My name is Brittany Ross. I am the founder of Mission 108, speaker, traveler, yogi, activist, and truth-teller. I am a wife, daughter, friend, mother to three miracles that never made it earthside. And I am patiently (and not-so-patiently, depending on the day) waiting on our rainbow.
My husband and I met and started dating in high school. We fell in real love, real fast. We got married shortly after the law allowed and have been married going on seven years. Robbie plays professional baseball for the Boston Red Sox. I live a fast-paced and exciting life that includes chasing from state to state, going to endless baseball games and events, while also pursuing my dream of successfully running Mission 108 (a 501(c)3 anti-trafficking organization), empowering women, and inspiring others by teaching yoga and guiding people back home into their bodies.
It’s a lot, right?
My journey to motherhood began on a trip to Uganda. We found out I was pregnant less than a week before I was scheduled to leave for Jinja. I made an intuitive and prayerful decision to go on the trip and trust in God that everything would go according to plan.
Like many silly adults, Robbie and I had a plan for what life would look like for us. That included a five-year plan to add children to our crazy, zoo-like life. This plan made sense to us because we got married so young. By that point, we would have had a few years of stable MLB income to support a family.

We both grew up in Christian homes and had a sturdy faith. Or so we thought.

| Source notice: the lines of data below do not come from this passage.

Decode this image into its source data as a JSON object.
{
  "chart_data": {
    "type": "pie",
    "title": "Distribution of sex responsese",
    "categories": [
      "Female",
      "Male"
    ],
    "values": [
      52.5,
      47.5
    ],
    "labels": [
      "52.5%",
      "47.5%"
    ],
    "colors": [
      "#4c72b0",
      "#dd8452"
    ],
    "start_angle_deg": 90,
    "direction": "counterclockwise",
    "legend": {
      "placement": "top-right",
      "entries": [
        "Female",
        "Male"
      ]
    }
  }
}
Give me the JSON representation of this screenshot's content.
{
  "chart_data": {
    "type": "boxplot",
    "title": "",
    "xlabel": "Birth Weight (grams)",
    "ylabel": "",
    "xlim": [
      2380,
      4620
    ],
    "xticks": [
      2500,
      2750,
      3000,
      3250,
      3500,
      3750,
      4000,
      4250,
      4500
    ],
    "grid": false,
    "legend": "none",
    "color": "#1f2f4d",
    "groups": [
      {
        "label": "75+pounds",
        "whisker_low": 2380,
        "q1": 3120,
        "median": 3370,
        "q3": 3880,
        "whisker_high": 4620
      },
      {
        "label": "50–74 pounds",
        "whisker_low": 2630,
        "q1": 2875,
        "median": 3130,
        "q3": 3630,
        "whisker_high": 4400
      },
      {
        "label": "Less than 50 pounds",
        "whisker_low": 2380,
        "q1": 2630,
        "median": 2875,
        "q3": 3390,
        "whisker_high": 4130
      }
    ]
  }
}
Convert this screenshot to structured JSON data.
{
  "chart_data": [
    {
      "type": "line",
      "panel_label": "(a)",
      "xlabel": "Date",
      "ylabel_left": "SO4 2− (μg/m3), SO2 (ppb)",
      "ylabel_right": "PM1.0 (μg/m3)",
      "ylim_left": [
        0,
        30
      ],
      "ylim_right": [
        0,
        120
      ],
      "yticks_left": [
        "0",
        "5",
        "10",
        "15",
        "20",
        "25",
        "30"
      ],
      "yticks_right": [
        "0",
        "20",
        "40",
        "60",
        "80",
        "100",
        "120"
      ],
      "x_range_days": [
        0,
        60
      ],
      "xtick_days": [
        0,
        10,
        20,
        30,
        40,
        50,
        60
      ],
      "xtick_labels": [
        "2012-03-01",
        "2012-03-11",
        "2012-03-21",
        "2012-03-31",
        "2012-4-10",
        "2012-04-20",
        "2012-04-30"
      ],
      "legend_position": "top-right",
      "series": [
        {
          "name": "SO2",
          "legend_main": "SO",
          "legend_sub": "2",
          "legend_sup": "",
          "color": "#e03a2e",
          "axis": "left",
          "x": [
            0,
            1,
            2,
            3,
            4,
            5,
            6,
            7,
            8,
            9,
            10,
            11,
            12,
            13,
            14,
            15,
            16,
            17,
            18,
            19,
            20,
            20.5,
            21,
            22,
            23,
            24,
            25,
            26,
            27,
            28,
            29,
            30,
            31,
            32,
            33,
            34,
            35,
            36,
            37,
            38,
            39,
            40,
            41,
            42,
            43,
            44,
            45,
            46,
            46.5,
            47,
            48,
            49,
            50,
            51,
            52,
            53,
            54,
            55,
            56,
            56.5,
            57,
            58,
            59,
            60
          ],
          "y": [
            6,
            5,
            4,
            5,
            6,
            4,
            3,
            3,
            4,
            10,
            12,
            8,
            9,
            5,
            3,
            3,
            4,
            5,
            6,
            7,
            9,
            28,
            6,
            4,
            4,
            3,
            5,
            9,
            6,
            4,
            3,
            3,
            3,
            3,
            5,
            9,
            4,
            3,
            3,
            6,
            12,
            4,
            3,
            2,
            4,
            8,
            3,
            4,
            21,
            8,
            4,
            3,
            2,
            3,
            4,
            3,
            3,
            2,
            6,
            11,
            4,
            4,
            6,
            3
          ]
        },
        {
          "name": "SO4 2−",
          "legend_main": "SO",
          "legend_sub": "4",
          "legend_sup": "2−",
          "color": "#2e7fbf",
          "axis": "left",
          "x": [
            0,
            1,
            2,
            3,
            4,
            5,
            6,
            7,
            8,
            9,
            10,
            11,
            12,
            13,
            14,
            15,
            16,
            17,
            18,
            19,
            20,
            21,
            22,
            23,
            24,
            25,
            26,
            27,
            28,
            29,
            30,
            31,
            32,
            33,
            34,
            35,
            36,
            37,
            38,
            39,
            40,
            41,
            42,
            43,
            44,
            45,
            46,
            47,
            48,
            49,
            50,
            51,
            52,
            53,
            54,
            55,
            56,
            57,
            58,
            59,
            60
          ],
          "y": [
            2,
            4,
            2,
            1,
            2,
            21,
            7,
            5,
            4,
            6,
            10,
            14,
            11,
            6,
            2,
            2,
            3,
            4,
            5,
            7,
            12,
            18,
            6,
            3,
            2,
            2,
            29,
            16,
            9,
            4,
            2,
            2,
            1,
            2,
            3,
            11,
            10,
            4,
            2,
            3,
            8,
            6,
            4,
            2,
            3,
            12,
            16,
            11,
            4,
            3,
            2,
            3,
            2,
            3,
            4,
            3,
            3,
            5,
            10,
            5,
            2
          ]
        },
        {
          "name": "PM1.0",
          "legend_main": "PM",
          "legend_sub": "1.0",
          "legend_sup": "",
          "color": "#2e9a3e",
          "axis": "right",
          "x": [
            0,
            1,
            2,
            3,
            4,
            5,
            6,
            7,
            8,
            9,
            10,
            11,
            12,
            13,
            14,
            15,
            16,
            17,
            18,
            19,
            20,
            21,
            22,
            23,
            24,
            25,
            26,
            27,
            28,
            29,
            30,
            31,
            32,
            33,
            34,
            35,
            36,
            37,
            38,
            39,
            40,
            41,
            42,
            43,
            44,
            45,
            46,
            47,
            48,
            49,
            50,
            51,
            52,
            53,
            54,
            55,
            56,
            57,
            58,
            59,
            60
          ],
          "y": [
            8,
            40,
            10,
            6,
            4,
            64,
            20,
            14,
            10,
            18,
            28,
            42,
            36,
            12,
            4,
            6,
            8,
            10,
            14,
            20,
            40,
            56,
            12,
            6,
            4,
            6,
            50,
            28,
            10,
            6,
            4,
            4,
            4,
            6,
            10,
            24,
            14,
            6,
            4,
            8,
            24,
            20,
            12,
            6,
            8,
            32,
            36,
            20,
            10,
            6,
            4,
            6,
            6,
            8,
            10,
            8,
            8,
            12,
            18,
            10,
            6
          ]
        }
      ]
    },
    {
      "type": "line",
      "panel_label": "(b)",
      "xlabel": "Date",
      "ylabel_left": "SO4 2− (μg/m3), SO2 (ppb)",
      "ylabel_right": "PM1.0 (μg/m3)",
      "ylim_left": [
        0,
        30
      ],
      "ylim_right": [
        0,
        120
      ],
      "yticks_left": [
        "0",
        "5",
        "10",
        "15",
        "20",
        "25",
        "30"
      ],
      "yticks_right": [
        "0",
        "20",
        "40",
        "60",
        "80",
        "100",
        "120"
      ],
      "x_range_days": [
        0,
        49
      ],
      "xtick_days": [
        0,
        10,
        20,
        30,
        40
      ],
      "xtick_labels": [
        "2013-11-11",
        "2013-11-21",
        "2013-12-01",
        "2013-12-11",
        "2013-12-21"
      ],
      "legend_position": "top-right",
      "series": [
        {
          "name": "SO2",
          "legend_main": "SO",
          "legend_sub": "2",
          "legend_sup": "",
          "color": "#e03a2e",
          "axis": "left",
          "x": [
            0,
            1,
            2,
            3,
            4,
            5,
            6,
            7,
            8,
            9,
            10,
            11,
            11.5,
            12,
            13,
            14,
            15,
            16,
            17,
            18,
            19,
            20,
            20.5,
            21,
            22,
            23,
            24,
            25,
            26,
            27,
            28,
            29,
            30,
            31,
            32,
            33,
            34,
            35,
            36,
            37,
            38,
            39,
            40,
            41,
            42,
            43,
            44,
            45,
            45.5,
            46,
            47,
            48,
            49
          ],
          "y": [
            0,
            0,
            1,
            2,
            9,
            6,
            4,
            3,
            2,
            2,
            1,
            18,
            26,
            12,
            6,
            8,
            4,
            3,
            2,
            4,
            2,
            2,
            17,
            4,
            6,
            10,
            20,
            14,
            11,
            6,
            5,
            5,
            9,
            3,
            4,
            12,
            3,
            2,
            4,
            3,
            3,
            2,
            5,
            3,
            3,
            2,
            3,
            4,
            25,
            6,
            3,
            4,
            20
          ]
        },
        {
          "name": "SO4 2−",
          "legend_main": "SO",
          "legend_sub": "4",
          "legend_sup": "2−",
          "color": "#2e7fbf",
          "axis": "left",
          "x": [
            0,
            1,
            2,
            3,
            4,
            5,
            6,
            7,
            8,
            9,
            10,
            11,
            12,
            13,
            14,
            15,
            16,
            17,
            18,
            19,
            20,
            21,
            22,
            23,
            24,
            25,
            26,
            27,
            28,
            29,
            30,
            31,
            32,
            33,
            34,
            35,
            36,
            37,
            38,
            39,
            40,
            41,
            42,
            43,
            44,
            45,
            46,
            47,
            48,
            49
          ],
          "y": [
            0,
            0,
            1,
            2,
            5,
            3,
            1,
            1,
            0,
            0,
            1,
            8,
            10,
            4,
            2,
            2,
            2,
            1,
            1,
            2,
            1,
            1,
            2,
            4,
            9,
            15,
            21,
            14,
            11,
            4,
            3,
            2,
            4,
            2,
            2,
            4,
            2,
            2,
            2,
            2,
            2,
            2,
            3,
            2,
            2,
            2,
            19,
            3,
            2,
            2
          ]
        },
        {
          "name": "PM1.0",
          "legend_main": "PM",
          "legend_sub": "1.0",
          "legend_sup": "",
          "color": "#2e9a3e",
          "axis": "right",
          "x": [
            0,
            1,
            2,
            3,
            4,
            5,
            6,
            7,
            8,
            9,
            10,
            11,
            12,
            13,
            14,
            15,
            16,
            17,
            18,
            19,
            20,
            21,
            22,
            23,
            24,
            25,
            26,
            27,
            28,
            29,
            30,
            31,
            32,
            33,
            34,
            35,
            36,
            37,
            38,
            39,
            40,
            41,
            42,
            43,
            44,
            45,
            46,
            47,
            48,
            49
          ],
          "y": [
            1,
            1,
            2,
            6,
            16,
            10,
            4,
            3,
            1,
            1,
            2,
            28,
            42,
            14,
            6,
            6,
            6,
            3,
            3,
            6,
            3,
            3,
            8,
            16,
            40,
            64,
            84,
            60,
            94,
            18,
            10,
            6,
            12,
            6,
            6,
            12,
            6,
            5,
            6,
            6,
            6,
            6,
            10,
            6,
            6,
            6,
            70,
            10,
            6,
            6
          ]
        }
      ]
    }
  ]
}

We never expected that a part of our unplanned plan would be three miscarriages and a two-year (and counting) battle with infertility. Especially during some of the most exciting and thrilling times in our lives. Aside from being physically drained, I also experienced a heavy load of shame and grief for having been in Uganda during my first pregnancy. I blamed myself, believed my body had failed me and that I was a disappointment to my husband.
During this season of loss and grief, I was starting Mission 108, receiving my yoga teacher training, and traveling. In so many ways, this gave me something sturdy to focus on and instilled a hope in me I needed. I traveled to safe homes in India and the slums of Africa, listening to stories of hope and healing that gave me a sense that God had His hands on my womb and was leading me somewhere beautiful. I heard the stories of young women who’d been trafficked and raped to the point of infertility. Somehow, in a very divine way, their stories brought me back to life.
Miscarrying is like carrying death around inside of yourself. Emotionally and physically. Our reality was that every pregnancy meant another loss. I could no longer trust my body to do its job. I was giving birth to death and saying goodbye to what no longer was.
The incredible thing about facing your pain is the softening in who you are becoming. Pain changes us, carves us into better, more insightful beings. I’ve learned that beautiful things are born in dark places. Seeds begin life in the darkness of soil, and babies in the darkness of the womb. Some of God’s greatest masterpieces started in the midst of darkness and pain.
I am a mother and a creator of embryos that will never see the light of earth. While that is a very real and logical way of looking at it, I also know that those little beings woke up in the hands of Jesus. There is so much joy in that truth.
My love for those embryos was too big to die when their hearts stopped beating. That love is Heaven’s love – something death can’t take away. Miscarrying and my body failing to protect those beating hearts was a true depiction of this broken world. But the person that I became after carrying them for such a brief time was an even truer depiction of God’s love for me. The love that emerged in my marriage when we were both at our lowest was a sign that God does infect the human heart with his perfect love.
Webster’s says the word “mother” means a woman in relation to her child, to bring up a child with care and affection, or to give birth to. By definition, I am not a mother yet. But thankfully God moves outside the walls of our definitions.
Some of the greatest things I’ve seen God do in my life were found in the moments I decided to look again. My original perception was that I was robbed. But leaning on God meant looking at the pieces of my life through a different lens. I had to decide if I wanted loss and sadness to be my story, or something different. Something with a beautiful ending.
I could either look at my experience as a robbery or I could look at it as a restoration. I don’t believe God does things to cause us pain. But I believe He can use pain to carve us into the people we are created to be.
After all of the loss, I asked myself, “What do I have left?”
I knew there was one thing that miscarriages, pain, and even death could not take from me: FAITH. I had confused faith with what I could see for my future. I thought faith and sight were one in the same. But Scripturally, faith and sight are opposites.
I thought the opposite of faith was doubt. But the opposite of faith is sight. I was looking at infertility and saw no way out. I thought maybe my destiny was to chase the dream of motherhood only to settle for empty arms. But if that’s true, who is God?
They call a child born after pregnancy loss a rainbow baby. I am sure you can image why. God takes the devastation of the storms in our lives and gives us rainbows.
Robbie and I are waiting on our rainbow baby. I suppose we all are waiting for something. And while we wait, we are being sharpened and softened.
We have to remember: this is not our home. The ache we feel inside is meant to be filled by Heaven’s love. I can’t wait to meet you there.
Until then, we have to keep looking into the Bible. It’s a love letter that reminds us we are deeply loved by a wondrous God.